If you have attention deficit hyperactivity disorder (ADD/ADHD), then all of this already sounds familiar. We, like the aforementioned comedians, tend to screw up in highly predictable ways. While we are capable of learning from our mistakes, we often tend to understand the pattern long before we do anything useful with our knowledge. Instead, we bring new self-awareness to the same old mistakes.
To state the obvious, no one wants to live this way. Perhaps that’s why people with ADD/ADHD are so in love with the idea of the magic bullet -- the one-stop-shopping means of overcoming all of the disabling aspects of the condition.

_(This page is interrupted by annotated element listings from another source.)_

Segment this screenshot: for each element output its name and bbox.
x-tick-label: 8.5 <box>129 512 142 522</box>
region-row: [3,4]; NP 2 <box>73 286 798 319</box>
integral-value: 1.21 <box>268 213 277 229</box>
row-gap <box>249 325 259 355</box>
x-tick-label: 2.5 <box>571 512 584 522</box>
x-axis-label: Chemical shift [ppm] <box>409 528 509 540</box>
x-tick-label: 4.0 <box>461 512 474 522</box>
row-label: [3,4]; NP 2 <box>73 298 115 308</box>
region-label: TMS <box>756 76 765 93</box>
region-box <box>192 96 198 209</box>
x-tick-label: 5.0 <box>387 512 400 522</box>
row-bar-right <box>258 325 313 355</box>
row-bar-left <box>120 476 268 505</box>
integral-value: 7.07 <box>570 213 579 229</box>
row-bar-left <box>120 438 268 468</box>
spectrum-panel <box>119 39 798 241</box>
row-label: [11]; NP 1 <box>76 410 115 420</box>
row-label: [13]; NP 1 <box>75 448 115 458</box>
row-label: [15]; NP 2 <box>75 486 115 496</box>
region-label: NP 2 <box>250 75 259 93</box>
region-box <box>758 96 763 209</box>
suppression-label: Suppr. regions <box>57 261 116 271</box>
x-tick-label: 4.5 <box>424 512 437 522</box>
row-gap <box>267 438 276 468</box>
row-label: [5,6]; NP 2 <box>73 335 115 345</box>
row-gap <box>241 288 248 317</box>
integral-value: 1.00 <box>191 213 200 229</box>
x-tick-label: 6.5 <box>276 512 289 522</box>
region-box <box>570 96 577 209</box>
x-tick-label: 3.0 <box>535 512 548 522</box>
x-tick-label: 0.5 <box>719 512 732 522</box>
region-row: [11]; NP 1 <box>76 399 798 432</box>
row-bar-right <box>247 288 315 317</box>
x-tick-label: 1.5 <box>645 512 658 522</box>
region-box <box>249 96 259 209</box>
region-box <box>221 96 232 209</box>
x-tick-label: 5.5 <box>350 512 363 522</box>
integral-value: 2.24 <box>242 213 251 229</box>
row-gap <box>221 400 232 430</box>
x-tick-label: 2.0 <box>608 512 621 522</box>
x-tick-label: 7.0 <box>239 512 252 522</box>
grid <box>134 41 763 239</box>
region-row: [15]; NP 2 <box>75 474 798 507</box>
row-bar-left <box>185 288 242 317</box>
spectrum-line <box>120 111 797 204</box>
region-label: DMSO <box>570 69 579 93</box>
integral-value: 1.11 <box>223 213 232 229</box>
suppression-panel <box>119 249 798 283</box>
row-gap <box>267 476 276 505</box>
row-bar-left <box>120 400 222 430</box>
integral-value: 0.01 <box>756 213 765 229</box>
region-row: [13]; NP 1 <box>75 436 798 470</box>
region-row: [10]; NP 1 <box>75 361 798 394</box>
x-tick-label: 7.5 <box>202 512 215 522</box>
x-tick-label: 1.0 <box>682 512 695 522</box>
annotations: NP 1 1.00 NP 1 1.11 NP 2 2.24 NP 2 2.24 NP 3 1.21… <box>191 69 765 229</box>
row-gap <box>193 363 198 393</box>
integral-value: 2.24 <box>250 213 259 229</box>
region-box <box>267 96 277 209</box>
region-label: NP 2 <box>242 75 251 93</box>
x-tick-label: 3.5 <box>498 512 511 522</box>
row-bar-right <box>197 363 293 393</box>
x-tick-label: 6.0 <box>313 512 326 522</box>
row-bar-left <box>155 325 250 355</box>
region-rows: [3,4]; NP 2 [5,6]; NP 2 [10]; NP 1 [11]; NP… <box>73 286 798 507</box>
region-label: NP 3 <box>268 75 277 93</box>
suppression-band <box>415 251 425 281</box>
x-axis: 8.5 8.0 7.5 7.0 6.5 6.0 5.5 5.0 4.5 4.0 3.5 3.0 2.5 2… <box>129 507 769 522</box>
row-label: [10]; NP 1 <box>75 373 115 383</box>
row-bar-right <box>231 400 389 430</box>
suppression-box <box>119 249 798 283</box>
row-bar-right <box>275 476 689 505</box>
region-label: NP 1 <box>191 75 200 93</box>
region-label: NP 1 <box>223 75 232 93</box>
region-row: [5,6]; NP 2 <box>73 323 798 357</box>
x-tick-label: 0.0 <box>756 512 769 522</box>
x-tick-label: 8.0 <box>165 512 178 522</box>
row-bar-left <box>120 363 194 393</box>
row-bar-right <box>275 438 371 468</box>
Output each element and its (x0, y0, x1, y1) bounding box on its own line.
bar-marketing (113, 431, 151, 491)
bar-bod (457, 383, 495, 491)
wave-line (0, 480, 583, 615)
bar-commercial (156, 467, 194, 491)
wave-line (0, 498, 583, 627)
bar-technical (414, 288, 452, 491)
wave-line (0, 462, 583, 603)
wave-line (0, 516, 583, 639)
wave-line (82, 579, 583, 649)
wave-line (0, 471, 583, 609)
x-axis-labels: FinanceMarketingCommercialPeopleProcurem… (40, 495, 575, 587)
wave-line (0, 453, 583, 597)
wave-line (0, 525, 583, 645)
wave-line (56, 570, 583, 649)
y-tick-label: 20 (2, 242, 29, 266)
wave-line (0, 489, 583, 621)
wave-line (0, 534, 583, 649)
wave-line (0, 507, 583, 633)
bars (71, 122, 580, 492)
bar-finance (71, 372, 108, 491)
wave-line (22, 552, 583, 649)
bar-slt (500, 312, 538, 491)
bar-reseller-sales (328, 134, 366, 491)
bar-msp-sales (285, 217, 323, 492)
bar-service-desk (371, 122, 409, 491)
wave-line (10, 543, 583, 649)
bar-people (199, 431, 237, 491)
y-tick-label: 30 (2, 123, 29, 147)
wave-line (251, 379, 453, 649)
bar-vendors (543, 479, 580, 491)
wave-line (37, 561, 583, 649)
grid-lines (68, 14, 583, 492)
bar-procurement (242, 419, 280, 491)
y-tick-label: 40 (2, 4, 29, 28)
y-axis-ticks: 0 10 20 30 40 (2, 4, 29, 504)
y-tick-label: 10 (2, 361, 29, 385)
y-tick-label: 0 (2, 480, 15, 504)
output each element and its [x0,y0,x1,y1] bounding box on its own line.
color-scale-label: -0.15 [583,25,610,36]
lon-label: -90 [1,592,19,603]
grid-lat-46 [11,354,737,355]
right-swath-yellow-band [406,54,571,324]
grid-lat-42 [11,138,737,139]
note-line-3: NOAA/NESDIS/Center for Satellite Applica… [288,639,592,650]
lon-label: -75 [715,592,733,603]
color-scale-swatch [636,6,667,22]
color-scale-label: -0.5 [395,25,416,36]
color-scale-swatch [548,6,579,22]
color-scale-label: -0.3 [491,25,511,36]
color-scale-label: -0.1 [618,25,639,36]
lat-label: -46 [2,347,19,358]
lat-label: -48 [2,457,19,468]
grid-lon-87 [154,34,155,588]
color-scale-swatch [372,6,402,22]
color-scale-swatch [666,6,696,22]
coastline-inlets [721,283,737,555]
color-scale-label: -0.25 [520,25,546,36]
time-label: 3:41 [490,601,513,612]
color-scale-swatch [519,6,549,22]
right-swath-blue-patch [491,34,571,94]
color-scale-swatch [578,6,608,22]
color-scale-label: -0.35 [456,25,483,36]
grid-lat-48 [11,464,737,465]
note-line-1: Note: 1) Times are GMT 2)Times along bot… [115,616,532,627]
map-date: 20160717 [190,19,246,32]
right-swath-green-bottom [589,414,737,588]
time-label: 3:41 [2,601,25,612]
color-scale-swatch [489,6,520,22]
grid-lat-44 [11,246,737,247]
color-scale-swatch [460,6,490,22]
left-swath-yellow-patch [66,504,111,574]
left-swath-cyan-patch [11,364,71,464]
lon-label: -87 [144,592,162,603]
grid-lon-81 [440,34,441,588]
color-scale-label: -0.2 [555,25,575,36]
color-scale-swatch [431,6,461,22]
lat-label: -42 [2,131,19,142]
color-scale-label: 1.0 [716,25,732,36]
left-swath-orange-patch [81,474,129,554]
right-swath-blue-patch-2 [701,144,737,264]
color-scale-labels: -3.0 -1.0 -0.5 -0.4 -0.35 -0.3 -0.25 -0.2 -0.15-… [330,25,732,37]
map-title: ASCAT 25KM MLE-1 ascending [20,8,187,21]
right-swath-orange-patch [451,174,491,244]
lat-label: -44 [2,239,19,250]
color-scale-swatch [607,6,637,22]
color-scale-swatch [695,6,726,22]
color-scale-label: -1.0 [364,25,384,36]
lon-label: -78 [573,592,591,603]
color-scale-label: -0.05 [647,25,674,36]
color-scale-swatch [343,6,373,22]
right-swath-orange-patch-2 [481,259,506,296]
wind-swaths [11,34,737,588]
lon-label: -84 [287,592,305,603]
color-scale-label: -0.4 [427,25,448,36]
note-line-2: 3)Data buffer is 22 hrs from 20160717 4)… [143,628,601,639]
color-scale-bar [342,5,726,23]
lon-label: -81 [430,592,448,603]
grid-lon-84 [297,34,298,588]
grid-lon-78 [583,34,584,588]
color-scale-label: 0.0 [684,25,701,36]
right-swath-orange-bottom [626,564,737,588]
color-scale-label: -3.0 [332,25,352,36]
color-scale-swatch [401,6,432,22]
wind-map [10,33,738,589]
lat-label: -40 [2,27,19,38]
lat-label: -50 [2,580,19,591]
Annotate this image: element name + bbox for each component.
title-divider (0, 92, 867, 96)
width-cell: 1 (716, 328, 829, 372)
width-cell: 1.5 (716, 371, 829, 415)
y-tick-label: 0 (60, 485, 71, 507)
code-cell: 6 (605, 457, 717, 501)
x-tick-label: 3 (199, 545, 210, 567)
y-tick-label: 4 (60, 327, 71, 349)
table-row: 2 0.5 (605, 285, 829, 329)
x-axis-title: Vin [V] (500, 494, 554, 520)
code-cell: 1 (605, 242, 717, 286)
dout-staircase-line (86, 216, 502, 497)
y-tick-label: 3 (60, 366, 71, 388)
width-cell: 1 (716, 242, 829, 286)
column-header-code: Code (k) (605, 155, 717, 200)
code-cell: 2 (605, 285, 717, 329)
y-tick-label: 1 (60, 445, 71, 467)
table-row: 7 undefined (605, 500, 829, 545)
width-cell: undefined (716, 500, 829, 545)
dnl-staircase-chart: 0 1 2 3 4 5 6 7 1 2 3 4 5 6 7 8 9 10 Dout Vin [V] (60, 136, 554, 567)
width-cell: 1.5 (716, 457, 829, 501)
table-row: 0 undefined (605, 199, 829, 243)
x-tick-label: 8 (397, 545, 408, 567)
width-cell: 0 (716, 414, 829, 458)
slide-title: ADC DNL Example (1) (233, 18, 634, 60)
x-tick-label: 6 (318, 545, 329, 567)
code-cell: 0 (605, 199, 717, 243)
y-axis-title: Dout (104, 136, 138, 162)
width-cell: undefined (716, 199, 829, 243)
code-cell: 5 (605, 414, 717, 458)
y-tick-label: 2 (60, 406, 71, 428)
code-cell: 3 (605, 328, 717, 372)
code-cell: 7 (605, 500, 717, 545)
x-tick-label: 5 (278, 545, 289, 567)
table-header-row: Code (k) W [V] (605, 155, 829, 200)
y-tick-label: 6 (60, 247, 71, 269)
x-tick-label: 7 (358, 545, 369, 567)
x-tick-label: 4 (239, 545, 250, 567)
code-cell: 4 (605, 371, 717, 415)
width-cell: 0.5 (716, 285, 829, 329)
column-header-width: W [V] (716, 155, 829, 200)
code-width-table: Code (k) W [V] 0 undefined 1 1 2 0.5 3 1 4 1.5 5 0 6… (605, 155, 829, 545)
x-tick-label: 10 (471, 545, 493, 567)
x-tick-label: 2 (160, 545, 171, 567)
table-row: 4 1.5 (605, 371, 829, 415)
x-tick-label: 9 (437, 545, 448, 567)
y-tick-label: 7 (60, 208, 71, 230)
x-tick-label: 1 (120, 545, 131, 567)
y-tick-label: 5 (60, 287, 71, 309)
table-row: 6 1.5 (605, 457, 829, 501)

The only problem is that what sounds too good to be true is actually just that. All too often, the magic bullet ends up going down like a bitter pill.
Even something that makes an enormous difference is unlikely to address the entirety of the problem. For example, I take a prescription amphetamine called Vyvanse each day, and it has changed my life remarkably. With it, I am more focused and likely to complete the sort of sequential tasks that are critical to succeed in business. But as much as the medication helps, it would be far less meaningful without the benefit of appropriate behavioral therapy and tens or even hundreds of other life adaptations I've made. Had I vested all of my hope in pharmaceuticals but not done the rest of the work, I would have been disappointed and disillusioned. Worse, I would have likely abandoned medication altogether and lost the real benefits it brings me.
As is clear, I’m not a fan of the idea of the magic bullet, but one bothers me more than almost all of the others -- the New Year’s resolution. What makes it so evil is the combination of retrospection -- usually focused on what went wrong -- mixed with an unsupportable promise not to make the same mistake again. Simply stated, a New Year’s resolution is a self-inflicted invitation to pain, frustration, and feelings of failure.
So this New Year's Eve, don’t make resolutions. Focus on the little things instead. Added up, they can make for the sort of 2011 that you deserve.